But officials remain worried that Israeli military capabilities will still be weakened.
"The big worry is that we'll have to reduce defense procurements and orders from defense industries," observed Deputy Defense Minister Danny Danon.
Defense contractors "will be the first to get hurt," he said. "If the cut's not gradual over 3-4 years so that defense industries can prepare for it, they will collapse, causing great damage to the economy."
Israel is the most militarized state in the Middle East and the region's sole nuclear superpower, backed by the United States.
"Israel spends more on its military and intelligence establishments, in proportion to its total economy, than almost another nation," U.S. author and journalist Patrick Tyler observed in his 2012 book "Fortress Israel."
"The military alone receives more than 6 percent of annual gross domestic product."
This week, the government reduced a planned cut of $1.1 billion from a defense budget of $16.6 billion to $273 million.
Insiders say that with some innovative bookkeeping the effect of this will be minimal, as is often the case in a state where the military wields more clout than in most Western nations.
Most of the key defense programs are heavily funded by the United States, which provides Israel with $3.1 billion a year in military aid, plus untold billions more in grants, long-term loans and other fiscal measures.
The key programs of the moment, development and production of anti-missile systems, vital to defend Israeli cities from massive bombardment by Iran and its allies, are pretty much covered by U.S. support.
These systems range from the Arrow-3 high-altitude, counter-ballistic missile being developed by state-owned Israel Aerospace Industries and the Boeing Co. of the United States.
Another is David's Sling, a mid-range defense system being developed by Rafael Advanced Defense Systems and Raytheon Co. of the United States.

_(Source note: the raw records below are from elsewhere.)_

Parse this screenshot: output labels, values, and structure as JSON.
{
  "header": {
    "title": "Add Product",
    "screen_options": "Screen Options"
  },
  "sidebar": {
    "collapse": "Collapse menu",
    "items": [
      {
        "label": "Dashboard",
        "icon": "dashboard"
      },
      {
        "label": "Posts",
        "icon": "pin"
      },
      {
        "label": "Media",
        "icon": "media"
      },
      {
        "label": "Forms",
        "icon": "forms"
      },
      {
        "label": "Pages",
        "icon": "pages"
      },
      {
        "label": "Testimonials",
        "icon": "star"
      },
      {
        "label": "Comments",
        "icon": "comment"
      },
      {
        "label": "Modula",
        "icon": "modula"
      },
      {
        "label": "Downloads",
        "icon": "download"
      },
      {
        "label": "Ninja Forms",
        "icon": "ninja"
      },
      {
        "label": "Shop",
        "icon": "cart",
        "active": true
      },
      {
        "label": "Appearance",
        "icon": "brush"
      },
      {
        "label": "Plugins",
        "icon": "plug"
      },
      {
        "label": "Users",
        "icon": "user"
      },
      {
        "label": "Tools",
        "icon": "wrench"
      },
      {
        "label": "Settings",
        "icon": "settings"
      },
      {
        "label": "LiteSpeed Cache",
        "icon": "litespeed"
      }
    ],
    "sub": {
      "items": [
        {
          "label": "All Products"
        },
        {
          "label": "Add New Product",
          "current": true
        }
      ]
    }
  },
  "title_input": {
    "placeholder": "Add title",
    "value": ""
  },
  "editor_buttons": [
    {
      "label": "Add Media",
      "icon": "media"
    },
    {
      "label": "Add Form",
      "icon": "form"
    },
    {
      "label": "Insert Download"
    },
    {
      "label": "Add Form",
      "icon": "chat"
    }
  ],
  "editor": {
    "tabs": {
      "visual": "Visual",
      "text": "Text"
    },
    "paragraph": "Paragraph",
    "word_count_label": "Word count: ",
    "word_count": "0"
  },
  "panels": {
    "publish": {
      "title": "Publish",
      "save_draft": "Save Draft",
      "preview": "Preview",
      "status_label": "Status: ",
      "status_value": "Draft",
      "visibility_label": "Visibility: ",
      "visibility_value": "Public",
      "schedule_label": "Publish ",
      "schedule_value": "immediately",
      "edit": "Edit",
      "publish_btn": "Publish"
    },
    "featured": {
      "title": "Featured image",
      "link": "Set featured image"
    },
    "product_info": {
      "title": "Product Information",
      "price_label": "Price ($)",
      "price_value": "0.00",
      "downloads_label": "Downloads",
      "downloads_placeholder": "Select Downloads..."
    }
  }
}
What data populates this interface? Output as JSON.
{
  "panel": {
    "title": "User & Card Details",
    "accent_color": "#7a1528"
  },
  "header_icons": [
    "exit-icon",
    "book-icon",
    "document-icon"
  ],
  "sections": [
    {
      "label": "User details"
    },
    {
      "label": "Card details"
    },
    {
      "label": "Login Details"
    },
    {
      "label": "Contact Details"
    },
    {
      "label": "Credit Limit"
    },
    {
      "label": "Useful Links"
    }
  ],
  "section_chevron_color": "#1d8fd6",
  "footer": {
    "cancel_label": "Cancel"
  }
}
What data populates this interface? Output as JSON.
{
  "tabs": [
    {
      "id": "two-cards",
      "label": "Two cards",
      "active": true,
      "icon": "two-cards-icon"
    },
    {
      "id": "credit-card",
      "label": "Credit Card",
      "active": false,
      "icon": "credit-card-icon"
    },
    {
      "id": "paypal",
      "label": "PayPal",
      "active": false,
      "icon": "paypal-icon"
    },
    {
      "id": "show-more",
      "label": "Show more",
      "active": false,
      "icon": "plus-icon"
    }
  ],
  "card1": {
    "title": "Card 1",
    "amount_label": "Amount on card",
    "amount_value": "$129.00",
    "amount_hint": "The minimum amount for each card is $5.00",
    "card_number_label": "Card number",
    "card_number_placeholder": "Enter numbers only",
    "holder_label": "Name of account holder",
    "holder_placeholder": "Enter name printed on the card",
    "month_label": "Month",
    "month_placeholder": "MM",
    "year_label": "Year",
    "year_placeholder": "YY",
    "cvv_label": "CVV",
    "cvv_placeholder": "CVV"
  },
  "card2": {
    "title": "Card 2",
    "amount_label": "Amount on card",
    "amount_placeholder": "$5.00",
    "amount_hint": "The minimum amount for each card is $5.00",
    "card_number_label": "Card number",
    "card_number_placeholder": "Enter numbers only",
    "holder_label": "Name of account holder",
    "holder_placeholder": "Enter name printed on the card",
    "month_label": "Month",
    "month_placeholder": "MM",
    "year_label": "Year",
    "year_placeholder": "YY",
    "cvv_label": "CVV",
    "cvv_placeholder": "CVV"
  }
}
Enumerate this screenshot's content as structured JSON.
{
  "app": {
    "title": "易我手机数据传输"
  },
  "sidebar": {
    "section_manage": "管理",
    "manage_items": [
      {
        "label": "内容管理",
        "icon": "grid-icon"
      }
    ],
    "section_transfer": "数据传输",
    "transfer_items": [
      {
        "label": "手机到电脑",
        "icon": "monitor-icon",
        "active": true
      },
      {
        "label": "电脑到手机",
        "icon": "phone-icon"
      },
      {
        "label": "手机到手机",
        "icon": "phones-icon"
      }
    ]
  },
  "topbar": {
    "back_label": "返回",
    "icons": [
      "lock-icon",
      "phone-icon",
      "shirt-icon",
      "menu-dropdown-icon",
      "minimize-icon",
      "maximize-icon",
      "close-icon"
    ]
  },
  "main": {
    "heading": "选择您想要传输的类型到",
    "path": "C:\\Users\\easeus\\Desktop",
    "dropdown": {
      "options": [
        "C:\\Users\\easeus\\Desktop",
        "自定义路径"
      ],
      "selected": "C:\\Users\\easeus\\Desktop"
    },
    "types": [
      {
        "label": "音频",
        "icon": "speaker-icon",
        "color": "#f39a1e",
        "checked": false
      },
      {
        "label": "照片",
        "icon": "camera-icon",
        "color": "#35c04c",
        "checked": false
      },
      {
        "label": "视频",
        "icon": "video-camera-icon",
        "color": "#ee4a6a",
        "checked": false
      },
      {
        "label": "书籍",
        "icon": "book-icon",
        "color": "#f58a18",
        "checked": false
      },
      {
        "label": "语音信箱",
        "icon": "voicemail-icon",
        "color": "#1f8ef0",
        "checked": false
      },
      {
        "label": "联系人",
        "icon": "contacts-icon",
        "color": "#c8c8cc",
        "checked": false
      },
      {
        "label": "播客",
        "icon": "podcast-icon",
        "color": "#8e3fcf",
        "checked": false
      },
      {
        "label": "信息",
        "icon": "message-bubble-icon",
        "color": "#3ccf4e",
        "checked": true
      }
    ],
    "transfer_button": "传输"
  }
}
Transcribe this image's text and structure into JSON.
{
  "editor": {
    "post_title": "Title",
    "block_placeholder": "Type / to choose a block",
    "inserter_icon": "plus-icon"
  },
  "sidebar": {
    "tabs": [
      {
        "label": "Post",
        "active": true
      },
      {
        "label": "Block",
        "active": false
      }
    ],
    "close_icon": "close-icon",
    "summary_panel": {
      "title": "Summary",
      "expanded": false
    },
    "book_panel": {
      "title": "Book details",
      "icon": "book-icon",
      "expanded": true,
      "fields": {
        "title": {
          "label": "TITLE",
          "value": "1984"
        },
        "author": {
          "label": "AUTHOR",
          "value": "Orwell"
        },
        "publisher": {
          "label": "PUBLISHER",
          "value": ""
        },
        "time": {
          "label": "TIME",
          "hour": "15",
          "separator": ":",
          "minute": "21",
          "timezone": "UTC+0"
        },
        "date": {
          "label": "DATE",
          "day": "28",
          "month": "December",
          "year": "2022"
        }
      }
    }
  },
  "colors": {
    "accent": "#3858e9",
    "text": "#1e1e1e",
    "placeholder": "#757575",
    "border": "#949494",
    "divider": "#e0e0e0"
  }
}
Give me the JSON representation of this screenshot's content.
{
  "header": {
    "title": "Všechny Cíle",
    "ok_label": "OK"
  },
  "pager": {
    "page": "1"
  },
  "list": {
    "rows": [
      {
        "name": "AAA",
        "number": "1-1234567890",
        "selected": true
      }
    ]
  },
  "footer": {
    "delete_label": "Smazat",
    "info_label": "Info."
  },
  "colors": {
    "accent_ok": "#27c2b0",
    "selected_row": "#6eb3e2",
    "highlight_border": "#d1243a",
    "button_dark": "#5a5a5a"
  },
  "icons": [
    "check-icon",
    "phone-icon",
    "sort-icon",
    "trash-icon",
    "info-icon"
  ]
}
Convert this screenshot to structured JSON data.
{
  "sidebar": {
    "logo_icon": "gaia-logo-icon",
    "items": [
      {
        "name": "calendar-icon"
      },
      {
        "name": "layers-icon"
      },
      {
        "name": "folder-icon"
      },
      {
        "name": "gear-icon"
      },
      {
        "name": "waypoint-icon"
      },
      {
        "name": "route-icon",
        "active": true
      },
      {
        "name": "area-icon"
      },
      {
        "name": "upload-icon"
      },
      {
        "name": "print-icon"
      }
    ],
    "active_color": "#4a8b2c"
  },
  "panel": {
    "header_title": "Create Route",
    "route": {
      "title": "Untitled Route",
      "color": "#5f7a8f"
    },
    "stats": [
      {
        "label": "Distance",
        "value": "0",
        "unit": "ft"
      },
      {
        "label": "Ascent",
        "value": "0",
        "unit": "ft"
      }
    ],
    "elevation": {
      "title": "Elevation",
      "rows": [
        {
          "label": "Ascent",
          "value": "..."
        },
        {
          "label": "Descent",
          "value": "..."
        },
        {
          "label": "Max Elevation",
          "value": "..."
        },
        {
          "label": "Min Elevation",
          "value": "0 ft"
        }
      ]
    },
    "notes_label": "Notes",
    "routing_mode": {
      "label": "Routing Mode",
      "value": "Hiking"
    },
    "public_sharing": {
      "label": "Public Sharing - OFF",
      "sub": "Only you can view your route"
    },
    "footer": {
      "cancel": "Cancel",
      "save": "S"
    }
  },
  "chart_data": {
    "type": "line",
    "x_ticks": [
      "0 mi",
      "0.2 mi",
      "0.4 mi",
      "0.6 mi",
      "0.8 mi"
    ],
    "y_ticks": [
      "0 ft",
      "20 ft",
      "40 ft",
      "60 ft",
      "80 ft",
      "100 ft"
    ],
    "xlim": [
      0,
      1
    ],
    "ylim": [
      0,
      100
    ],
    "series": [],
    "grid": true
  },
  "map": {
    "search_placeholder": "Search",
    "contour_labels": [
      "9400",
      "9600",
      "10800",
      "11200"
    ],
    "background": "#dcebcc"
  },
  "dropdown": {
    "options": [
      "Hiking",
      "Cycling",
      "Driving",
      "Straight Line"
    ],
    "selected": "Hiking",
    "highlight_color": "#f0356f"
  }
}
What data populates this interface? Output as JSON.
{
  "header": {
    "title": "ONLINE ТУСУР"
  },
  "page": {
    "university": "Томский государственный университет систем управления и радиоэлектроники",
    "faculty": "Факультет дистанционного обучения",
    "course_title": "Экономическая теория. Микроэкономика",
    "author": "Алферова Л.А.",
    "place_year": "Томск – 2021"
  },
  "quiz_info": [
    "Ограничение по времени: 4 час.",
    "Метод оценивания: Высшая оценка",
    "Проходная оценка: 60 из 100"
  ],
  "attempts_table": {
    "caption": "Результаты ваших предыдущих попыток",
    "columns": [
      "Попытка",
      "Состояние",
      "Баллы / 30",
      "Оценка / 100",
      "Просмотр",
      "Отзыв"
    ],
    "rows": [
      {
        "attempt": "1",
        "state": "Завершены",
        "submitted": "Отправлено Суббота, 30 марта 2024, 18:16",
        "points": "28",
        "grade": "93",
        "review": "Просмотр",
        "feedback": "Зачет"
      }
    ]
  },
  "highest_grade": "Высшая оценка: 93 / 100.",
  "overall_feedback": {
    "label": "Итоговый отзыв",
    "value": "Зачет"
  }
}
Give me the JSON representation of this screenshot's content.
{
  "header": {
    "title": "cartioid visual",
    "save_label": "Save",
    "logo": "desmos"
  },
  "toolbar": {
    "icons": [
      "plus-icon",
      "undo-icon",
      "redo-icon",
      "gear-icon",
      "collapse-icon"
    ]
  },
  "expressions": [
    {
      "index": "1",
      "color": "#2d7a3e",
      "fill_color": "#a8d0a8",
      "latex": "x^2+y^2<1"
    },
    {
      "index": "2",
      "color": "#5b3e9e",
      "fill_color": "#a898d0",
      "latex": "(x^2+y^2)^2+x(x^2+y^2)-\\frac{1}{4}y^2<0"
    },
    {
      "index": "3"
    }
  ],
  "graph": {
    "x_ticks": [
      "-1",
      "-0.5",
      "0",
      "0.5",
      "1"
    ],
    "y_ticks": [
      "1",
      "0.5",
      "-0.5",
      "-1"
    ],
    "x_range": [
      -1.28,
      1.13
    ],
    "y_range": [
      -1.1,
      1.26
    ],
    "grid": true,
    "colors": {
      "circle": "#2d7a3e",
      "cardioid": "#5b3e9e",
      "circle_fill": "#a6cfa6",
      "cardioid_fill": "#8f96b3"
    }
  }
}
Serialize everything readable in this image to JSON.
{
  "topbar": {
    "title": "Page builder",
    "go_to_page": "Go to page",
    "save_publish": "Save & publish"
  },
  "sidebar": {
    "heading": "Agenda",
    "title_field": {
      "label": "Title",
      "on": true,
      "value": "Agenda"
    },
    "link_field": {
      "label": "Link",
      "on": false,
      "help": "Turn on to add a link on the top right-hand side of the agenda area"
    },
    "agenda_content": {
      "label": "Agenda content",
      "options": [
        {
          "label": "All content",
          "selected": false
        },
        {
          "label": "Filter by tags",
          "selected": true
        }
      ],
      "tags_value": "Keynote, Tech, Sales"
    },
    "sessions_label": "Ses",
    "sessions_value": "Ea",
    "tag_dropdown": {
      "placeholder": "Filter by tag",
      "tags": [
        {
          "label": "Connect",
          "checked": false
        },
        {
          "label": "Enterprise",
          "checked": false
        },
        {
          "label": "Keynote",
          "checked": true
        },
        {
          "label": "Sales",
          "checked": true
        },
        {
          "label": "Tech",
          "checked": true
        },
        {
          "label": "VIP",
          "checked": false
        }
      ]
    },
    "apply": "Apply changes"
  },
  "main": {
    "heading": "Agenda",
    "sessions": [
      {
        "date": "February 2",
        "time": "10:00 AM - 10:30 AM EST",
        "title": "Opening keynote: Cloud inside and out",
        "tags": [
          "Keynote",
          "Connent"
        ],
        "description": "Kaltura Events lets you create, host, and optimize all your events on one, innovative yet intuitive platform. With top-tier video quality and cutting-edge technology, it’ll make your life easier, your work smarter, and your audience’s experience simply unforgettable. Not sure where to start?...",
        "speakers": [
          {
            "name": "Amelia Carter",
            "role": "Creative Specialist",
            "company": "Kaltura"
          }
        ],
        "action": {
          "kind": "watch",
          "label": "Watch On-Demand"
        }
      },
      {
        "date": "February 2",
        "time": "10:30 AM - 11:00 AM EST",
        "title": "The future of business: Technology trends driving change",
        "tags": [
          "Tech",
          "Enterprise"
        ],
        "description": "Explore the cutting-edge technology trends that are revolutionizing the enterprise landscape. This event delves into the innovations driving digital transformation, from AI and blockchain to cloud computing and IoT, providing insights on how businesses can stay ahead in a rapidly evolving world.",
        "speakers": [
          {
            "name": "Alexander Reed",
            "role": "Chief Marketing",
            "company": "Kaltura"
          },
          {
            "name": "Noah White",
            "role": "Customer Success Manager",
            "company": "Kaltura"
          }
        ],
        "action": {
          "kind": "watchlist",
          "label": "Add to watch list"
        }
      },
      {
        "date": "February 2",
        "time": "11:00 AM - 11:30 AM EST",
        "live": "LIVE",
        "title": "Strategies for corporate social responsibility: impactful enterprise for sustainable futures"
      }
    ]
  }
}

The air force is to start taking delivery by 2017 of 20 Lockheed Martin F-35 Joint Strike Fighters, deemed the most advanced combat jet in the world, under a $2.76 billion contract.
Eventually the air force wants at least 75 of these jets, valued at $15 billion, to maintain Israel's regional military supremacy.
With defense cuts minimized, and with the $273 million the Defense Ministry will supposedly lose to be covered from Treasury reserves, the defense industry shouldn't encounter any immediate downturn in orders.
Increasingly dependent on export sales, it's centered on four major companies, IAI, Elbit Systems, Israel Military Industries and Rafael.
These are supported by dozens of small and mid-sized specialty firms.
Joseph Ackerman, Elbit's outgoing president and chief executive officer, says that in a rapidly changing market Israel's defense industry needs to consolidate because "there are no small companies anymore. It'll be a disaster if we don't do this."
Israel's defense establishment has resigned itself to some cuts, which are inevitable because of the need to boost social spending following nationwide protests over falling standards of living.
But it has long maintained that any significant cuts undermine the military's ability to meet the plethora of security threats the state faces and those that invariably arise with little warning.
One such phenomenon was the so-called Arab Spring, pro-democracy revolutions that toppled the longtime presidents of Egypt, Libya and Tunisia is 2001.
Israel's security policy was predicated on these Arab strongmen, particularly Egypt's Hosni Mubarak, keeping their militants in check.
With Mubarak's fall, Egypt's 1979 peace treaty with Israel appeared threatened, and the Jewish state is having to build up defenses on its long calm southern border.
The 2-year-old rebellion against Syria's President Bashar Assad poses another, unpredictable security threat.
Israel's northern border with Syria had been quiet since 1973 because the Assad dynasty employed Lebanese proxies to threaten the Jewish state. But that arrangement's collapsing and Israel faces the prospect of a hard-line Islamist regime taking power in Damascus.
"The Ministry of Finance told the security cabinet that the security threats facing Israel have diminished," Globes, Israel's business daily, reported.
"The ministry ... believes that in preparing against these threats, the military has already invested sufficiently in recent years, allocating large resources" to counter Iran's nuclear program and other threats.